O princípio é simples, direto e revolucionário:quem mantém a floresta de pé recebe; quem devasta não recebe um centavo.Tudo monitorado por satélite, sem maquiagem política, sem relatórios fantasiosos, sem “flexibilizações” que historicamente abriram brechas para devastação.E foi Belém quem entregou essa arquitetura ao mundo.O editorial de O Globo ignorou esse feito monumental. Preferiu falar de hospedagem.
As outras vitórias que O Globo não viu — ou fingiu não ver
A COP30 em Belém consolidou cinco avanços estruturais, todos omitidos pelo editorial.
Primeiro, a presença política inédita: mais de trinta chefes de Estado e governo estiveram na Amazônia. Para um jornal que dizia que Belém não tinha “estrutura de magnitude”, o mundo parece ter discordado — e em peso.
Segundo, o impulso decisivo para energias limpas. De Belém saiu o consenso para triplicar energias renováveis e dobrar eficiência energética até 2030. Essa meta só ganhou adesão ampla porque foi negociada onde a urgência climática é concreta — não abstrata.
Terceiro, as alianças científicas. Universidades brasileiras firmaram parcerias com centros internacionais para monitorar carbono amazônico, restaurar florestas degradadas e modelar cenários climáticos.
Ciência não é detalhe — é bússola. E Belém virou bússola global.
Quarto, a centralidade de povos indígenas e ribeirinhos. Pela primeira vez, suas vozes não foram anexos simbólicos, mas normas orientadoras da conferência.
Quinto, e talvez mais importante, a Amazônia se tornou protagonista moral do mundo.Não como “paisagem bonita de drone”, como gosta certa imprensa, mas como território decisivo da sobrevivência planetária.
O erro não foi escolher Belém.

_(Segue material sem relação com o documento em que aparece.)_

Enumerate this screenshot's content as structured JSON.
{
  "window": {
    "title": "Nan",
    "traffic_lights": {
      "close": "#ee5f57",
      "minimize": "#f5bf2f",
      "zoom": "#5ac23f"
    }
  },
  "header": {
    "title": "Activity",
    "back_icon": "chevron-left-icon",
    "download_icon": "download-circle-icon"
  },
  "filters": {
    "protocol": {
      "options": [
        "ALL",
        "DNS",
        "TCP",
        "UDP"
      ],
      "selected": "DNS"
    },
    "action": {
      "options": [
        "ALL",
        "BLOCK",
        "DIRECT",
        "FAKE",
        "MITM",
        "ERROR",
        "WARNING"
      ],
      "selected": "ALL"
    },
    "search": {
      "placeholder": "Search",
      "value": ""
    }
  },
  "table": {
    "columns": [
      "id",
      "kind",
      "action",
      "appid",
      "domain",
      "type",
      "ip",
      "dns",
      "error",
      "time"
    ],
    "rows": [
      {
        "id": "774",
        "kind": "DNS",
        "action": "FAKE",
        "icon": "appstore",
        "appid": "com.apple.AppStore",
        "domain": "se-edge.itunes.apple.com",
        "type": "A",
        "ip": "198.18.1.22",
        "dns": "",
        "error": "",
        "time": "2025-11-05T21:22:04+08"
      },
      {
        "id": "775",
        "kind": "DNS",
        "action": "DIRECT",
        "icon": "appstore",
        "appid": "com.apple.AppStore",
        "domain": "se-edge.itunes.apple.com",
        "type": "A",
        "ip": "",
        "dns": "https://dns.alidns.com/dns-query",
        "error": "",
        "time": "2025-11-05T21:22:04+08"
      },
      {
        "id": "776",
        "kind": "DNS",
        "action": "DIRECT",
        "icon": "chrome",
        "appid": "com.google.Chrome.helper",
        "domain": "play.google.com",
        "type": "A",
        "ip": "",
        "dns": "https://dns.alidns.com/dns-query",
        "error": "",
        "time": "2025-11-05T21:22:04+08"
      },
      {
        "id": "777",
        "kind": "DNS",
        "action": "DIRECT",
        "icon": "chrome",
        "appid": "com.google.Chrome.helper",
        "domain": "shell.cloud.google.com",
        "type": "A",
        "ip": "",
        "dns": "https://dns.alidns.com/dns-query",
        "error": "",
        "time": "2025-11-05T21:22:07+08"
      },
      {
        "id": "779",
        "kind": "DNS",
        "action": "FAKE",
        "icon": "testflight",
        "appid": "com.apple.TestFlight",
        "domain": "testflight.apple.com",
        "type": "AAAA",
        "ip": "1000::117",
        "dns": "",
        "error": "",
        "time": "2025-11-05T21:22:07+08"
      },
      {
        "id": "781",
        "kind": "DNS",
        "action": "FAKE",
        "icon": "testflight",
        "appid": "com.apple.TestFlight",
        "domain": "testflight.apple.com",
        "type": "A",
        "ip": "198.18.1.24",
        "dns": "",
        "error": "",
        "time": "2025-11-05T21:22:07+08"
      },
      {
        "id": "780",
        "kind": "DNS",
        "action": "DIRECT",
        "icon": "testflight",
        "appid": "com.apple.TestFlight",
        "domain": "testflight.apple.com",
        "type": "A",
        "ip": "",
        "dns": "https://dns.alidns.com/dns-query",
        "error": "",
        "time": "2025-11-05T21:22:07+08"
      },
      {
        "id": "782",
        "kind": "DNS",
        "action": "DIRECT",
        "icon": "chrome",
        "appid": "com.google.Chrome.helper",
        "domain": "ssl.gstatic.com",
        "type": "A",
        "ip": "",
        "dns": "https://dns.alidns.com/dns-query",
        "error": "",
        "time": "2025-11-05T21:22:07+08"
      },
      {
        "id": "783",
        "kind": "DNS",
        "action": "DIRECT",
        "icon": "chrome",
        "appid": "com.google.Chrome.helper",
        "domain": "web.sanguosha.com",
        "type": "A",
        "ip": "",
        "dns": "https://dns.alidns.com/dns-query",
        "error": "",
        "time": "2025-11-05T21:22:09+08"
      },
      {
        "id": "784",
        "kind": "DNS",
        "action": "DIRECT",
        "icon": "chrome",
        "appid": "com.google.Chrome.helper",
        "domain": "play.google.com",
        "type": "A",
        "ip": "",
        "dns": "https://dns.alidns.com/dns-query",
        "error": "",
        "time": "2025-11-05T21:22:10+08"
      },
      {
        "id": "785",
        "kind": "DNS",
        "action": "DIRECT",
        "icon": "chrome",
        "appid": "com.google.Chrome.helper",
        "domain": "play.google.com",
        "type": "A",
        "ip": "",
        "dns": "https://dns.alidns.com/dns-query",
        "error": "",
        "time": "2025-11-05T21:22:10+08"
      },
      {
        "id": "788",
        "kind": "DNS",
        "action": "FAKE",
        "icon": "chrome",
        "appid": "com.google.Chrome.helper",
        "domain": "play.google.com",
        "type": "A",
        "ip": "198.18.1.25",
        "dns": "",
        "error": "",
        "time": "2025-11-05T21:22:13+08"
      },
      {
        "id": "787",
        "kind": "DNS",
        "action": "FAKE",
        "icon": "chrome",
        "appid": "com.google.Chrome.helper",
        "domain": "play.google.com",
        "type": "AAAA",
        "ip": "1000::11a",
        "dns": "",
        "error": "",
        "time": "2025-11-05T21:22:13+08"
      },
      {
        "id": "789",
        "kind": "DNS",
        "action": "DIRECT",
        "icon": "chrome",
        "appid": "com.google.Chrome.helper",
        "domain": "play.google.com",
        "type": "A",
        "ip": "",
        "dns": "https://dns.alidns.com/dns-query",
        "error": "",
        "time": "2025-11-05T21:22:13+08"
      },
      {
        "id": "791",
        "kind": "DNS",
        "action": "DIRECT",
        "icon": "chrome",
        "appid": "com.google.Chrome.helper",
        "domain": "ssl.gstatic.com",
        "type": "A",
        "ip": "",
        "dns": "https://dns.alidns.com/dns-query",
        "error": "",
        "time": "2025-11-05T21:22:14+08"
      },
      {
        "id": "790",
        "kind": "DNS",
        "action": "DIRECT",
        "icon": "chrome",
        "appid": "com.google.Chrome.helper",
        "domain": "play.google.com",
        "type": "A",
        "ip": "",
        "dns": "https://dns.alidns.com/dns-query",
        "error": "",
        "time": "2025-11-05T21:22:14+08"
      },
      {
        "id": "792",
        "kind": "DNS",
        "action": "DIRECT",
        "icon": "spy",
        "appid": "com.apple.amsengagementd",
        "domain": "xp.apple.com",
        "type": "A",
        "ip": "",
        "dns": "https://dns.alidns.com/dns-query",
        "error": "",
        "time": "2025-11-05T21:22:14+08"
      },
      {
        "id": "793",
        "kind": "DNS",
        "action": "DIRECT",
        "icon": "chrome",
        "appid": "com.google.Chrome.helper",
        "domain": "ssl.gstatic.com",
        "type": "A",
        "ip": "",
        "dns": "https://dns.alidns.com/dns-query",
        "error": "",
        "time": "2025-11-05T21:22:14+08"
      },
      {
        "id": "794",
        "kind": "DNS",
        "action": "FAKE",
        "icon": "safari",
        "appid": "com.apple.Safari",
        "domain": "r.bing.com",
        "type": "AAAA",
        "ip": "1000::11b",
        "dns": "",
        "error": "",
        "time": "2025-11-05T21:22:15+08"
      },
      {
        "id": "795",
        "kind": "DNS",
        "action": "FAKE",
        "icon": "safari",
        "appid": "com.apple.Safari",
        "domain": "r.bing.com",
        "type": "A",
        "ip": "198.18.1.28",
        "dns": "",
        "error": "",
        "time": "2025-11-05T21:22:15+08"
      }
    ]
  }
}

O erro foi um editorial que confundiu país com calçada, Amazônia com transtorno e COP com evento de gala.
O Globo criticou Belém por não caber em seu imaginário — mas o problema está no imaginário, não em Belém.
Enquanto a COP escrevia história na floresta viva, o editorial permanecia preso ao seu Projac mental: impecável na estética, confortável na fantasia, incapaz de lidar com a realidade de um planeta que já não pode esperar.
Belém não envergonhou o Brasil.Belém engrandeceu o Brasil.
E talvez o verdadeiro “erro previsível” tenha sido o do próprio editorial, que insiste em ver Rio e São Paulo como raças nobres e todo o restante do país como Caramelo sem pedigree — útil para afeição, mas indigno de protagonismo.
* Este é um artigo de opinião, de responsabilidade do autor, e não reflete a opinião do Brasil 247.